Lone star tick comparison

Compared to the size of a penny, lone star ticks from an egg mass, to a larva, to a nymph, to an adult are all small, but a single larva is practically invisible.

These are big times from some of our smallest tormentors.

Many people call them “deer ticks.” That common name is confusing because there is another real species that accurately is known as deer ticks.

What we have hereabouts in obscene numbers are lone star ticks. This species, Amblyomma Americanum, occurs in three active life stages: larvae, nymphs and adults. The larvae, the tiny offspring that hatch out of lone star tick eggs, are what most people are talking about here when they say deer ticks. Lone star larvae also are called seed ticks, turkey ticks and, more confusing, turkey mites, in this region. They are baby ticks, however, not mites.

We all recognize that adult ticks are rather small. But two life stages before that, ticks are absolutely teeny tiny. Lone star tick larvae can be as small as 0.5 mm long. That is half of a single millimeter long. To put that in perspective, you would have to line up about 50 of them, from their mouthparts to the curve of their butt end to get a column of one inch long.

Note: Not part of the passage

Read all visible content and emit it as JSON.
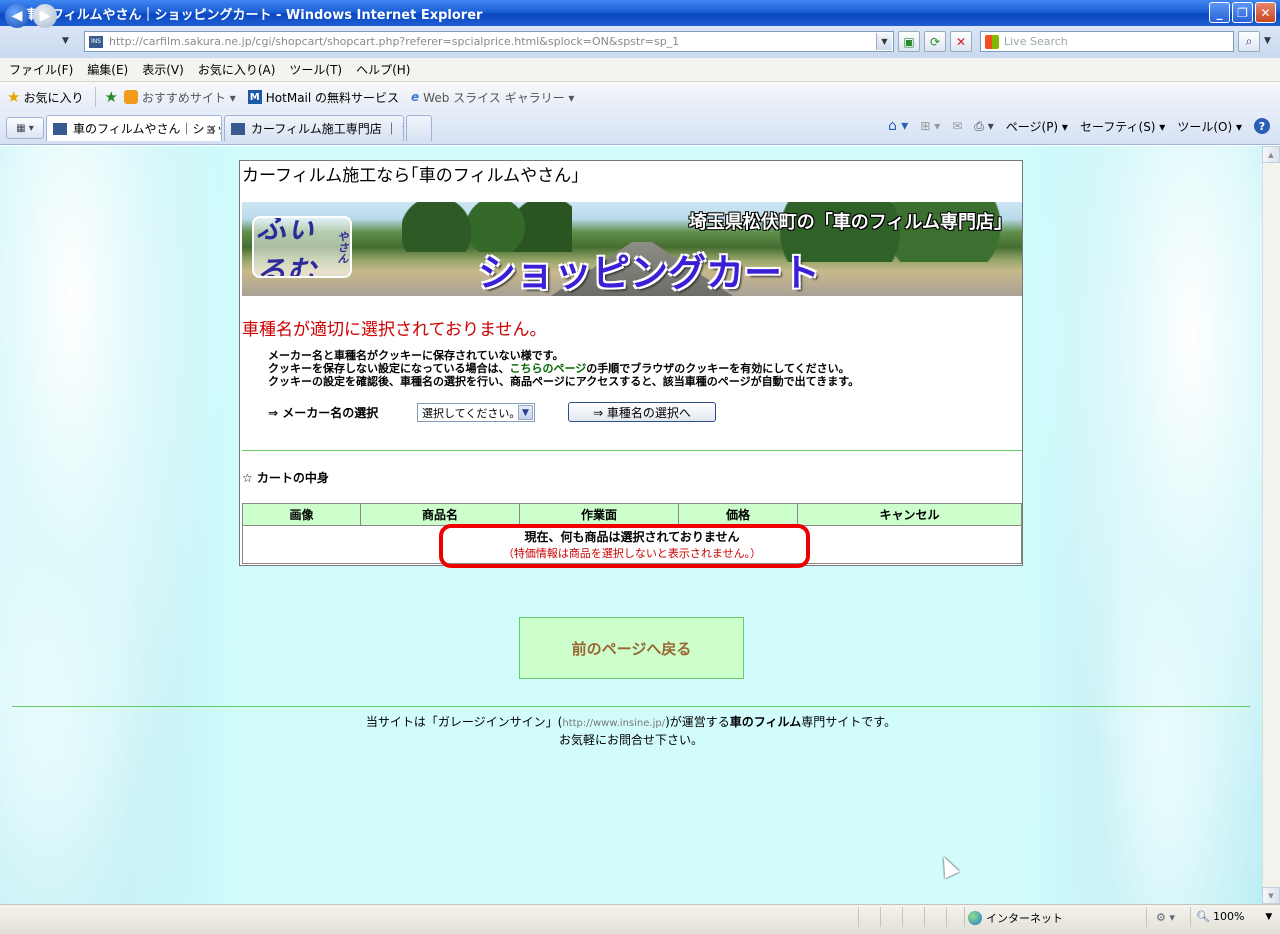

A bad thing about lone star larvae being so small is that we cannot see them coming. And if they are coming, it is because they want to board a human so as to suck his or her blood. Lone stars are aggressive toward humans as hosts. We must be pretty tasty to them.

A lone star larva needs one meal of blood to transform into a nymph. A nymph needs only to dine on a single blood meal to become an adult. Meanwhile, an adult female needs only one blood meal to allow her to produce and lay eggs, completing the full cycle of life.

That brings us to the present. Beginning about now, larval lone stars are busting out all over because this is their prime season to be hatching from eggs. The glory days for these big hatches and the resulting soaring numbers of larval lone stars begins in July and runs through September.

Big hatches? That is pretty well assured, even when there aren’t all that many of the adult female lone ticks. That is possible because each adult female can drop as many as 5,000 fertile eggs for a single nesting.

But there are lots of adult female lone stars. The species has been flourishing and even increasing its range in eastern North American for decades. Lone star ticks do best when there is plenty of habitat with leaf litter of hardwood timber — big forest, woodlots or even just scattered trees — and a substantial population of white-tailed deer, a major food source.

With the right habitat and tick-friendly hot, humid weather, our region is pretty much Lone Star Central and this period we are now in is the boom time for the pesky parasites’ new generation.

Right after the ticks hatch from a mass of eggs, they seek out vegetation immediately available on which to take ambush positions. They climb weeds and brush to “quest” for passing creatures that serve as blood-providing hosts. The larva (six-legged unlike the eight-legged nymphs and adults) stand on rear legs and reach upward with forward limbs.

When a deer or dog or you/I blunders by and brushes again the vegetation where the larval tick awaits, it grabs onto anything that makes contact. Entomologists say a seed tick may spend up to a day finding a patch of skin that suits it. When situated, it bores into the skin with tubular mouthparts, injecting an anesthetizing fluid as it goes. That keeps the host from feeling the initial bite.

Once attached, the tiny tick begins to suck an even tinier amount of blood, feeding for 2-7 days unless dislodged by the host. When satisfied, the larva detaches and drops off, at which point it can begin to metamorphosize to the next life phase, a nymph.

It is thought to be the latter reaction to the juice that the larva squirts into the host that causes an itchy reaction. The bite typically forms a small red bump — no significant wound, but it can leave a considerable itch. The real problem is that if you touch the wrong vegetation, you might contact several, maybe dozens, even hundreds of lone star larvae in one ill-fated swoop. Bunches of effectively invisible baby ticks might stake claims on your body, resulting in enough itchy bites to look like big patches of rash. Oh, the torment.

One positive about larval lone stars is that they are not famous for transmitting the diseases that later life stages of their species do. Nasty viruses including ehrlichiosis, southern tick-associated rash illness (STARI), Heartland virus and tularemia as well as the red meat allergy alpha-gal syndrome are all linked to lone star ticks, but hardly so the larvae.

The itchy bites are reason enough to avoid those horrid “deer ticks.” The thing to do is to use thorough coverage of insect repellent based on DEET or picaridin when one is going to be in serious tick territory, especially now and until the first hard frost.

Even better is to treat clothing with permethrin-based repellents, then follow with regular repellents on exposed skin. That is the best way to avoid feeding larval lone stars. Conscientious prevention efforts are far better than the nightmare of coping with being a hapless host.